Theresa May’s plea for additional Brexit concessions from the EU has been met with some vague “assurances,” mostly that the EU won’t force the UK to abide by its rules forever, and the promise of some more “assurances” after the holidays. Apparently May was unable to articulate exactly what it is she needs from the EU to help sell her Brexit agreement in parliament, and so as a result she didn’t really get anything. The EU does not seem to have any interest in renegotiating the deal to help May out of her jam. The UK Labour Party has said it intends to force May to get parliamentary approval of her plan, and is prepared to call for a no-confidence vote if necessary–possibly even as soon as next week, though more likely in the new year.

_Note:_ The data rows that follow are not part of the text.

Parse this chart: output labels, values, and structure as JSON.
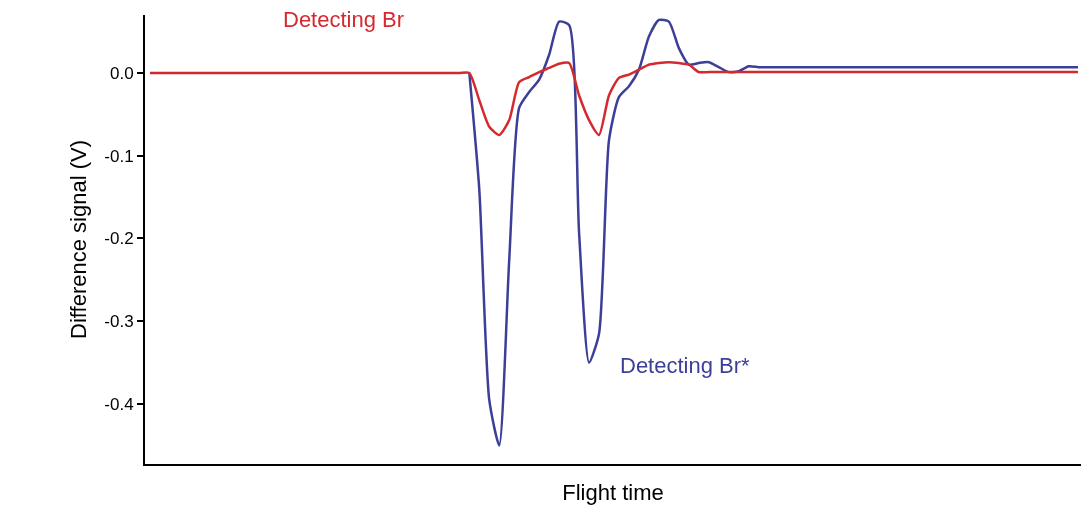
{
  "chart_data": {
    "type": "line",
    "xlabel": "Flight time",
    "ylabel": "Difference signal (V)",
    "categories": [
      null,
      null,
      null,
      null,
      null,
      null,
      null,
      null,
      null,
      null,
      null,
      null,
      null,
      null,
      null,
      null,
      null,
      null,
      null,
      null,
      null,
      null,
      null,
      null,
      null,
      null,
      null,
      null,
      null,
      null,
      null,
      null,
      null,
      null,
      null,
      null,
      null,
      null,
      null,
      null,
      null,
      null,
      null,
      null,
      null,
      null,
      null,
      null,
      null,
      null,
      null,
      null,
      null,
      null,
      null,
      null,
      null,
      null,
      null,
      null,
      null,
      null,
      null,
      null,
      null,
      null,
      null,
      null,
      null,
      null,
      null,
      null,
      null,
      null,
      null,
      null,
      null,
      null,
      null,
      null,
      null,
      null,
      null,
      null,
      null,
      null,
      null,
      null,
      null,
      null,
      null,
      null,
      null,
      null
    ],
    "series": [
      {
        "name": "Detecting Br*",
        "color": "#3b3f98",
        "values": [
          null,
          null,
          null,
          null,
          null,
          null,
          null,
          null,
          null,
          null,
          null,
          null,
          null,
          null,
          null,
          null,
          null,
          null,
          null,
          null,
          null,
          null,
          null,
          null,
          null,
          null,
          null,
          null,
          null,
          null,
          null,
          null,
          0,
          -0.141,
          -0.395,
          -0.45,
          -0.226,
          -0.042,
          -0.023,
          -0.008,
          0.022,
          0.062,
          0.058,
          -0.193,
          -0.35,
          -0.315,
          -0.081,
          -0.029,
          -0.016,
          0.004,
          0.044,
          0.064,
          0.062,
          0.03,
          0.01,
          0.012,
          0.013,
          0.007,
          0.001,
          0.002,
          0.008,
          0.007,
          0.007,
          0.007,
          0.007,
          0.007,
          0.007,
          0.007,
          0.007,
          0.007,
          0.007,
          0.007,
          0.007,
          0.007,
          0.007,
          0.007,
          0.007,
          0.007,
          0.007,
          0.007,
          0.007,
          0.007,
          0.007,
          0.007,
          0.007,
          0.007,
          0.007,
          0.007,
          0.007,
          0.007,
          0.007,
          0.007,
          0.007,
          0.007
        ]
      },
      {
        "name": "Detecting Br",
        "color": "#d42a2f",
        "values": [
          0,
          0,
          0,
          0,
          0,
          0,
          0,
          0,
          0,
          0,
          0,
          0,
          0,
          0,
          0,
          0,
          0,
          0,
          0,
          0,
          0,
          0,
          0,
          0,
          0,
          0,
          0,
          0,
          0,
          0,
          0,
          0,
          0,
          -0.033,
          -0.065,
          -0.075,
          -0.057,
          -0.011,
          -0.005,
          0.001,
          0.006,
          0.011,
          0.012,
          -0.027,
          -0.057,
          -0.075,
          -0.027,
          -0.006,
          -0.002,
          0.004,
          0.01,
          0.012,
          0.013,
          0.012,
          0.01,
          0.001,
          0.001,
          0.001,
          0.001,
          0.001,
          0.001,
          0.001,
          0.001,
          0.001,
          0.001,
          0.001,
          0.001,
          0.001,
          0.001,
          0.001,
          0.001,
          0.001,
          0.001,
          0.001,
          0.001,
          0.001,
          0.001,
          0.001,
          0.001,
          0.001,
          0.001,
          0.001,
          0.001,
          0.001,
          0.001,
          0.001,
          0.001,
          0.001,
          0.001,
          0.001,
          0.001,
          0.001,
          0.001,
          0.001
        ]
      }
    ],
    "ylim": [
      -0.4725,
      0.07
    ],
    "yticks": [
      {
        "value": 0,
        "label": "0.0"
      },
      -0.1,
      -0.2,
      -0.3,
      -0.4
    ],
    "tick_labels": "y",
    "legend": false,
    "line_style": "solid"
  }
}
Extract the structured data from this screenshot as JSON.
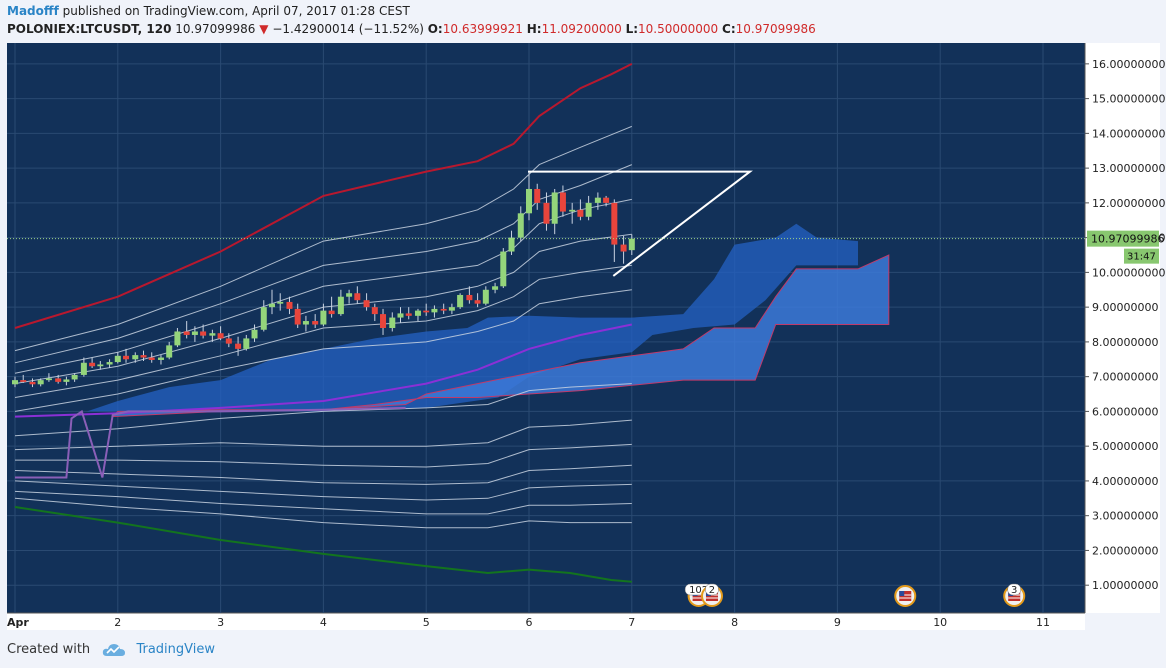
{
  "header": {
    "author": "Madofff",
    "published_text": "published on TradingView.com, April 07, 2017 01:28 CEST",
    "symbol": "POLONIEX:LTCUSDT, 120",
    "last_price": "10.97099986",
    "change": "−1.42900014 (−11.52%)",
    "open_label": "O:",
    "open": "10.63999921",
    "high_label": "H:",
    "high": "11.09200000",
    "low_label": "L:",
    "low": "10.50000000",
    "close_label": "C:",
    "close": "10.97099986"
  },
  "footer": {
    "created_with": "Created with",
    "brand": "TradingView"
  },
  "colors": {
    "background": "#123159",
    "bullish": "#94d57b",
    "bearish": "#e8453c",
    "upper_band": "#b8182e",
    "lower_band": "#13741e",
    "cloud": "#3c79d8",
    "baseline": "#8b30d6",
    "axis_bg": "#ffffff",
    "price_tag": "#88c76f"
  },
  "chart_data": {
    "type": "candlestick",
    "symbol": "POLONIEX:LTCUSDT",
    "interval": "120",
    "x_ticks": [
      "Apr",
      "2",
      "3",
      "4",
      "5",
      "6",
      "7",
      "8",
      "9",
      "10",
      "11"
    ],
    "y_ticks": [
      "1.00000000",
      "2.00000000",
      "3.00000000",
      "4.00000000",
      "5.00000000",
      "6.00000000",
      "7.00000000",
      "8.00000000",
      "9.00000000",
      "10.00000000",
      "11.00000000",
      "12.00000000",
      "13.00000000",
      "14.00000000",
      "15.00000000",
      "16.00000000"
    ],
    "ylim": [
      0.2,
      16.6
    ],
    "xlim": [
      0.92,
      11.43
    ],
    "current_price": {
      "value": 10.97099986,
      "label": "10.97099986",
      "countdown": "31:47"
    },
    "candles": [
      [
        1.0,
        6.78,
        7.0,
        6.7,
        6.9
      ],
      [
        1.08,
        6.9,
        7.05,
        6.82,
        6.85
      ],
      [
        1.17,
        6.85,
        6.95,
        6.7,
        6.78
      ],
      [
        1.25,
        6.78,
        6.95,
        6.72,
        6.9
      ],
      [
        1.33,
        6.9,
        7.1,
        6.85,
        6.95
      ],
      [
        1.42,
        6.95,
        7.05,
        6.8,
        6.85
      ],
      [
        1.5,
        6.85,
        7.0,
        6.75,
        6.92
      ],
      [
        1.58,
        6.92,
        7.1,
        6.85,
        7.05
      ],
      [
        1.67,
        7.05,
        7.55,
        7.0,
        7.4
      ],
      [
        1.75,
        7.4,
        7.55,
        7.25,
        7.3
      ],
      [
        1.83,
        7.3,
        7.45,
        7.2,
        7.35
      ],
      [
        1.92,
        7.35,
        7.5,
        7.25,
        7.42
      ],
      [
        2.0,
        7.42,
        7.7,
        7.38,
        7.6
      ],
      [
        2.08,
        7.6,
        7.8,
        7.4,
        7.5
      ],
      [
        2.17,
        7.5,
        7.7,
        7.4,
        7.62
      ],
      [
        2.25,
        7.62,
        7.75,
        7.45,
        7.55
      ],
      [
        2.33,
        7.55,
        7.7,
        7.4,
        7.48
      ],
      [
        2.42,
        7.48,
        7.62,
        7.35,
        7.55
      ],
      [
        2.5,
        7.55,
        8.0,
        7.5,
        7.9
      ],
      [
        2.58,
        7.9,
        8.4,
        7.85,
        8.3
      ],
      [
        2.67,
        8.3,
        8.6,
        8.1,
        8.2
      ],
      [
        2.75,
        8.2,
        8.45,
        8.0,
        8.3
      ],
      [
        2.83,
        8.3,
        8.5,
        8.1,
        8.18
      ],
      [
        2.92,
        8.18,
        8.35,
        8.0,
        8.25
      ],
      [
        3.0,
        8.25,
        8.45,
        8.05,
        8.1
      ],
      [
        3.08,
        8.1,
        8.25,
        7.85,
        7.95
      ],
      [
        3.17,
        7.95,
        8.15,
        7.6,
        7.8
      ],
      [
        3.25,
        7.8,
        8.2,
        7.75,
        8.1
      ],
      [
        3.33,
        8.1,
        8.5,
        8.0,
        8.35
      ],
      [
        3.42,
        8.35,
        9.2,
        8.3,
        9.0
      ],
      [
        3.5,
        9.0,
        9.5,
        8.8,
        9.1
      ],
      [
        3.58,
        9.1,
        9.4,
        8.9,
        9.15
      ],
      [
        3.67,
        9.15,
        9.3,
        8.8,
        8.95
      ],
      [
        3.75,
        8.95,
        9.1,
        8.4,
        8.5
      ],
      [
        3.83,
        8.5,
        8.75,
        8.3,
        8.6
      ],
      [
        3.92,
        8.6,
        8.8,
        8.4,
        8.5
      ],
      [
        4.0,
        8.5,
        9.1,
        8.45,
        8.9
      ],
      [
        4.08,
        8.9,
        9.3,
        8.7,
        8.8
      ],
      [
        4.17,
        8.8,
        9.5,
        8.75,
        9.3
      ],
      [
        4.25,
        9.3,
        9.5,
        9.1,
        9.4
      ],
      [
        4.33,
        9.4,
        9.6,
        9.1,
        9.2
      ],
      [
        4.42,
        9.2,
        9.4,
        8.9,
        9.0
      ],
      [
        4.5,
        9.0,
        9.1,
        8.6,
        8.8
      ],
      [
        4.58,
        8.8,
        8.95,
        8.2,
        8.4
      ],
      [
        4.67,
        8.4,
        8.85,
        8.3,
        8.7
      ],
      [
        4.75,
        8.7,
        9.0,
        8.55,
        8.82
      ],
      [
        4.83,
        8.82,
        9.0,
        8.65,
        8.75
      ],
      [
        4.92,
        8.75,
        8.95,
        8.6,
        8.9
      ],
      [
        5.0,
        8.9,
        9.1,
        8.75,
        8.85
      ],
      [
        5.08,
        8.85,
        9.05,
        8.7,
        8.95
      ],
      [
        5.17,
        8.95,
        9.1,
        8.8,
        8.9
      ],
      [
        5.25,
        8.9,
        9.1,
        8.8,
        9.0
      ],
      [
        5.33,
        9.0,
        9.4,
        8.95,
        9.35
      ],
      [
        5.42,
        9.35,
        9.6,
        9.1,
        9.2
      ],
      [
        5.5,
        9.2,
        9.4,
        9.0,
        9.1
      ],
      [
        5.58,
        9.1,
        9.6,
        9.05,
        9.5
      ],
      [
        5.67,
        9.5,
        9.7,
        9.4,
        9.6
      ],
      [
        5.75,
        9.6,
        10.7,
        9.55,
        10.6
      ],
      [
        5.83,
        10.6,
        11.2,
        10.5,
        11.0
      ],
      [
        5.92,
        11.0,
        11.9,
        10.9,
        11.7
      ],
      [
        6.0,
        11.7,
        12.9,
        11.5,
        12.4
      ],
      [
        6.08,
        12.4,
        12.55,
        11.8,
        12.0
      ],
      [
        6.17,
        12.0,
        12.3,
        11.2,
        11.4
      ],
      [
        6.25,
        11.4,
        12.4,
        11.1,
        12.3
      ],
      [
        6.33,
        12.3,
        12.5,
        11.6,
        11.75
      ],
      [
        6.42,
        11.75,
        12.0,
        11.4,
        11.8
      ],
      [
        6.5,
        11.8,
        12.1,
        11.5,
        11.6
      ],
      [
        6.58,
        11.6,
        12.2,
        11.5,
        12.0
      ],
      [
        6.67,
        12.0,
        12.3,
        11.8,
        12.15
      ],
      [
        6.75,
        12.15,
        12.2,
        11.9,
        12.0
      ],
      [
        6.83,
        12.0,
        12.1,
        10.3,
        10.8
      ],
      [
        6.92,
        10.8,
        11.05,
        10.25,
        10.6
      ],
      [
        7.0,
        10.64,
        11.09,
        10.5,
        10.97
      ]
    ],
    "upper_band": [
      [
        1.0,
        8.4
      ],
      [
        2.0,
        9.3
      ],
      [
        3.0,
        10.6
      ],
      [
        4.0,
        12.2
      ],
      [
        5.0,
        12.9
      ],
      [
        5.5,
        13.2
      ],
      [
        5.85,
        13.7
      ],
      [
        6.1,
        14.5
      ],
      [
        6.5,
        15.3
      ],
      [
        6.8,
        15.7
      ],
      [
        7.0,
        16.0
      ]
    ],
    "lower_band": [
      [
        1.0,
        3.25
      ],
      [
        2.0,
        2.8
      ],
      [
        3.0,
        2.3
      ],
      [
        4.0,
        1.9
      ],
      [
        5.0,
        1.55
      ],
      [
        5.6,
        1.35
      ],
      [
        6.0,
        1.45
      ],
      [
        6.4,
        1.35
      ],
      [
        6.8,
        1.15
      ],
      [
        7.0,
        1.1
      ]
    ],
    "upper_bands": [
      [
        [
          1.0,
          7.75
        ],
        [
          2.0,
          8.5
        ],
        [
          3.0,
          9.6
        ],
        [
          4.0,
          10.9
        ],
        [
          5.0,
          11.4
        ],
        [
          5.5,
          11.8
        ],
        [
          5.85,
          12.4
        ],
        [
          6.1,
          13.1
        ],
        [
          6.5,
          13.6
        ],
        [
          7.0,
          14.2
        ]
      ],
      [
        [
          1.0,
          7.4
        ],
        [
          2.0,
          8.1
        ],
        [
          3.0,
          9.1
        ],
        [
          4.0,
          10.2
        ],
        [
          5.0,
          10.6
        ],
        [
          5.5,
          10.9
        ],
        [
          5.85,
          11.4
        ],
        [
          6.1,
          12.1
        ],
        [
          6.5,
          12.5
        ],
        [
          7.0,
          13.1
        ]
      ],
      [
        [
          1.0,
          7.1
        ],
        [
          2.0,
          7.7
        ],
        [
          3.0,
          8.6
        ],
        [
          4.0,
          9.6
        ],
        [
          5.0,
          10.0
        ],
        [
          5.5,
          10.2
        ],
        [
          5.85,
          10.7
        ],
        [
          6.1,
          11.4
        ],
        [
          6.5,
          11.8
        ],
        [
          7.0,
          12.1
        ]
      ],
      [
        [
          1.0,
          6.8
        ],
        [
          2.0,
          7.3
        ],
        [
          3.0,
          8.1
        ],
        [
          4.0,
          9.0
        ],
        [
          5.0,
          9.3
        ],
        [
          5.5,
          9.6
        ],
        [
          5.85,
          10.0
        ],
        [
          6.1,
          10.6
        ],
        [
          6.5,
          10.9
        ],
        [
          7.0,
          11.1
        ]
      ],
      [
        [
          1.0,
          6.4
        ],
        [
          2.0,
          6.9
        ],
        [
          3.0,
          7.6
        ],
        [
          4.0,
          8.4
        ],
        [
          5.0,
          8.6
        ],
        [
          5.5,
          8.9
        ],
        [
          5.85,
          9.3
        ],
        [
          6.1,
          9.8
        ],
        [
          6.5,
          10.0
        ],
        [
          7.0,
          10.2
        ]
      ],
      [
        [
          1.0,
          6.0
        ],
        [
          2.0,
          6.5
        ],
        [
          3.0,
          7.2
        ],
        [
          4.0,
          7.8
        ],
        [
          5.0,
          8.0
        ],
        [
          5.5,
          8.3
        ],
        [
          5.85,
          8.6
        ],
        [
          6.1,
          9.1
        ],
        [
          6.5,
          9.3
        ],
        [
          7.0,
          9.5
        ]
      ]
    ],
    "lower_bands": [
      [
        [
          1.0,
          5.3
        ],
        [
          2.0,
          5.5
        ],
        [
          3.0,
          5.8
        ],
        [
          4.0,
          6.0
        ],
        [
          5.0,
          6.1
        ],
        [
          5.6,
          6.2
        ],
        [
          6.0,
          6.6
        ],
        [
          6.4,
          6.7
        ],
        [
          7.0,
          6.8
        ]
      ],
      [
        [
          1.0,
          4.9
        ],
        [
          2.0,
          5.0
        ],
        [
          3.0,
          5.1
        ],
        [
          4.0,
          5.0
        ],
        [
          5.0,
          5.0
        ],
        [
          5.6,
          5.1
        ],
        [
          6.0,
          5.55
        ],
        [
          6.4,
          5.6
        ],
        [
          7.0,
          5.75
        ]
      ],
      [
        [
          1.0,
          4.6
        ],
        [
          2.0,
          4.6
        ],
        [
          3.0,
          4.55
        ],
        [
          4.0,
          4.45
        ],
        [
          5.0,
          4.4
        ],
        [
          5.6,
          4.5
        ],
        [
          6.0,
          4.9
        ],
        [
          6.4,
          4.95
        ],
        [
          7.0,
          5.05
        ]
      ],
      [
        [
          1.0,
          4.3
        ],
        [
          2.0,
          4.2
        ],
        [
          3.0,
          4.1
        ],
        [
          4.0,
          3.95
        ],
        [
          5.0,
          3.9
        ],
        [
          5.6,
          3.95
        ],
        [
          6.0,
          4.3
        ],
        [
          6.4,
          4.35
        ],
        [
          7.0,
          4.45
        ]
      ],
      [
        [
          1.0,
          4.0
        ],
        [
          2.0,
          3.85
        ],
        [
          3.0,
          3.7
        ],
        [
          4.0,
          3.55
        ],
        [
          5.0,
          3.45
        ],
        [
          5.6,
          3.5
        ],
        [
          6.0,
          3.8
        ],
        [
          6.4,
          3.85
        ],
        [
          7.0,
          3.9
        ]
      ],
      [
        [
          1.0,
          3.7
        ],
        [
          2.0,
          3.55
        ],
        [
          3.0,
          3.35
        ],
        [
          4.0,
          3.2
        ],
        [
          5.0,
          3.05
        ],
        [
          5.6,
          3.05
        ],
        [
          6.0,
          3.3
        ],
        [
          6.4,
          3.3
        ],
        [
          7.0,
          3.35
        ]
      ],
      [
        [
          1.0,
          3.5
        ],
        [
          2.0,
          3.25
        ],
        [
          3.0,
          3.05
        ],
        [
          4.0,
          2.8
        ],
        [
          5.0,
          2.65
        ],
        [
          5.6,
          2.65
        ],
        [
          6.0,
          2.85
        ],
        [
          6.4,
          2.8
        ],
        [
          7.0,
          2.8
        ]
      ]
    ],
    "baseline": [
      [
        1.0,
        5.85
      ],
      [
        2.0,
        5.95
      ],
      [
        3.0,
        6.1
      ],
      [
        4.0,
        6.3
      ],
      [
        5.0,
        6.8
      ],
      [
        5.5,
        7.2
      ],
      [
        6.0,
        7.8
      ],
      [
        6.5,
        8.2
      ],
      [
        7.0,
        8.5
      ]
    ],
    "lagging_line": [
      [
        1.0,
        4.1
      ],
      [
        1.5,
        4.1
      ],
      [
        1.55,
        5.8
      ],
      [
        1.65,
        6.0
      ],
      [
        1.85,
        4.1
      ],
      [
        1.95,
        5.9
      ],
      [
        2.1,
        6.0
      ],
      [
        3.0,
        6.0
      ],
      [
        4.0,
        6.05
      ],
      [
        4.8,
        6.1
      ]
    ],
    "cloud_back": [
      [
        1.7,
        6.0
      ],
      [
        2.0,
        6.3
      ],
      [
        2.5,
        6.7
      ],
      [
        3.0,
        6.9
      ],
      [
        3.5,
        7.5
      ],
      [
        4.0,
        7.8
      ],
      [
        4.5,
        8.1
      ],
      [
        5.0,
        8.3
      ],
      [
        5.4,
        8.4
      ],
      [
        5.6,
        8.7
      ],
      [
        6.0,
        8.75
      ],
      [
        6.5,
        8.7
      ],
      [
        7.0,
        8.7
      ],
      [
        7.5,
        8.8
      ],
      [
        7.8,
        9.8
      ],
      [
        8.0,
        10.8
      ],
      [
        8.2,
        10.9
      ],
      [
        8.4,
        11.0
      ],
      [
        8.6,
        11.4
      ],
      [
        8.8,
        11.0
      ],
      [
        9.2,
        10.9
      ],
      [
        9.2,
        10.2
      ],
      [
        8.6,
        10.2
      ],
      [
        8.3,
        9.2
      ],
      [
        8.0,
        8.5
      ],
      [
        7.6,
        8.4
      ],
      [
        7.2,
        8.2
      ],
      [
        7.0,
        7.7
      ],
      [
        6.5,
        7.5
      ],
      [
        6.0,
        7.0
      ],
      [
        5.7,
        6.4
      ],
      [
        5.0,
        6.1
      ],
      [
        4.0,
        6.0
      ],
      [
        3.0,
        6.0
      ],
      [
        1.7,
        6.0
      ]
    ],
    "cloud_front": [
      [
        1.95,
        5.85
      ],
      [
        2.0,
        6.0
      ],
      [
        3.0,
        6.05
      ],
      [
        4.0,
        6.05
      ],
      [
        4.8,
        6.2
      ],
      [
        5.0,
        6.5
      ],
      [
        5.5,
        6.8
      ],
      [
        6.0,
        7.1
      ],
      [
        6.5,
        7.4
      ],
      [
        7.0,
        7.6
      ],
      [
        7.5,
        7.8
      ],
      [
        7.8,
        8.4
      ],
      [
        8.2,
        8.4
      ],
      [
        8.4,
        9.3
      ],
      [
        8.6,
        10.1
      ],
      [
        9.2,
        10.1
      ],
      [
        9.5,
        10.5
      ],
      [
        9.5,
        8.5
      ],
      [
        8.4,
        8.5
      ],
      [
        8.2,
        6.9
      ],
      [
        7.5,
        6.9
      ],
      [
        7.0,
        6.75
      ],
      [
        6.5,
        6.6
      ],
      [
        6.0,
        6.5
      ],
      [
        5.5,
        6.4
      ],
      [
        5.0,
        6.4
      ],
      [
        4.5,
        6.2
      ],
      [
        4.0,
        6.05
      ],
      [
        3.0,
        6.0
      ],
      [
        1.95,
        5.85
      ]
    ],
    "annotations": {
      "triangle": [
        [
          5.99,
          12.9
        ],
        [
          8.15,
          12.9
        ],
        [
          6.82,
          9.9
        ]
      ]
    },
    "event_markers": [
      {
        "x": 7.65,
        "label": "102"
      },
      {
        "x": 7.78,
        "label": "2"
      },
      {
        "x": 9.66,
        "label": ""
      },
      {
        "x": 10.72,
        "label": "3"
      }
    ]
  }
}
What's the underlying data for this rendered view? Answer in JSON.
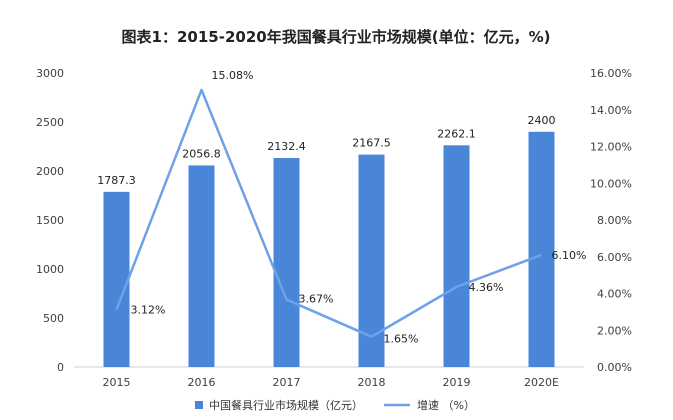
{
  "chart_data": {
    "type": "bar",
    "title": "图表1：2015-2020年我国餐具行业市场规模(单位：亿元，%)",
    "categories": [
      "2015",
      "2016",
      "2017",
      "2018",
      "2019",
      "2020E"
    ],
    "series": [
      {
        "name": "中国餐具行业市场规模（亿元）",
        "type": "bar",
        "axis": "left",
        "values": [
          1787.3,
          2056.8,
          2132.4,
          2167.5,
          2262.1,
          2400
        ],
        "labels": [
          "1787.3",
          "2056.8",
          "2132.4",
          "2167.5",
          "2262.1",
          "2400"
        ],
        "color": "#4A86D8"
      },
      {
        "name": "增速 （%）",
        "type": "line",
        "axis": "right",
        "values": [
          3.12,
          15.08,
          3.67,
          1.65,
          4.36,
          6.1
        ],
        "labels": [
          "3.12%",
          "15.08%",
          "3.67%",
          "1.65%",
          "4.36%",
          "6.10%"
        ],
        "color": "#6FA1E8"
      }
    ],
    "y_left": {
      "min": 0,
      "max": 3000,
      "ticks": [
        0,
        500,
        1000,
        1500,
        2000,
        2500,
        3000
      ],
      "tick_labels": [
        "0",
        "500",
        "1000",
        "1500",
        "2000",
        "2500",
        "3000"
      ]
    },
    "y_right": {
      "min": 0,
      "max": 16,
      "ticks": [
        0,
        2,
        4,
        6,
        8,
        10,
        12,
        14,
        16
      ],
      "tick_labels": [
        "0.00%",
        "2.00%",
        "4.00%",
        "6.00%",
        "8.00%",
        "10.00%",
        "12.00%",
        "14.00%",
        "16.00%"
      ]
    },
    "grid": false,
    "legend_position": "bottom-center",
    "xlabel": "",
    "ylabel": ""
  }
}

Human Rights Watch is reporting that disgruntled former FARC rebels are fueling a massive crime wave in the Colombian port city of Tumaco:
Groups that emerged from the demobilized Revolutionary Armed Forces of Colombia (FARC) guerrillas are terrorizing the mostly Afro-Colombian municipality of Tumaco, Human Rights Watch said in a report released today.
The 57-page report, “Recycled Violence: Abuses by FARC Dissident Groups in Tumaco on Colombia’s Pacific Coast,” shows how flaws in the demobilization of FARC guerrillas – and in their reincorporation into society – helped prompt the formation of these new dissident groups. These groups, including United Guerrillas of the Pacific and the Oliver Sinisterra Front, now batter urban neighborhoods and rural hamlets of Tumaco. These groups have engaged in scores of killings in Tumaco, contributing to a dramatic spike in homicide rates.
“Tumaco residents hoped that the accord would finally bring peace to their communities and neighborhoods, but their hopes were soon frustrated,” said José Miguel Vivanco, Americas director at Human Rights Watch. “FARC dissidents are killing and disappearing those who dare defy them, raping women and girls, recruiting children, and forcing thousands of people to flee.”
Hey, you remember how Mexico was going to pay for the border wall? Well, about that:
Even by Trump’s standards this is lame. Even if the USMCA is somehow going to “save” the US money, that’s completely unquantifiable. I at least thought Trump would slap a new wall tariff on Mexican imports or something and then pretend that Mexico was paying it rather than US consumers. This is even dumber than that.
Finally, Mercy Corps researchers Dafna Rand and Rebecca Wolfe argue that Congress should be focusing on foreign aid as a way to ameliorate the kinds of conditions that could lead to the rise of the next ISIS:
Though it has been a full year since the defeat of the Islamic State, the United States has yet to define how it will prevent the return of the militant organization and the emergence of other violent extremist groups. This task merits top consideration for the new U.S. Congress this January: Islamic State strongholds are reportedly regrouping in Syria and Iraq, and more localized extremist groups remain committed to violence in Somalia, Nigeria, and Afghanistan. Further, across the Sahel, extremists are still exploiting the upheaval caused by unprecedented displacement, climate change, and economic disadvantage in order to regroup and recruit.
Through our programs and research at Mercy Corps, we have seen how a long-term strategy to prevent violent extremism depends on addressing the socioeconomic, institutional, and political factors that determine whether these groups form and are able to recruit in certain communities.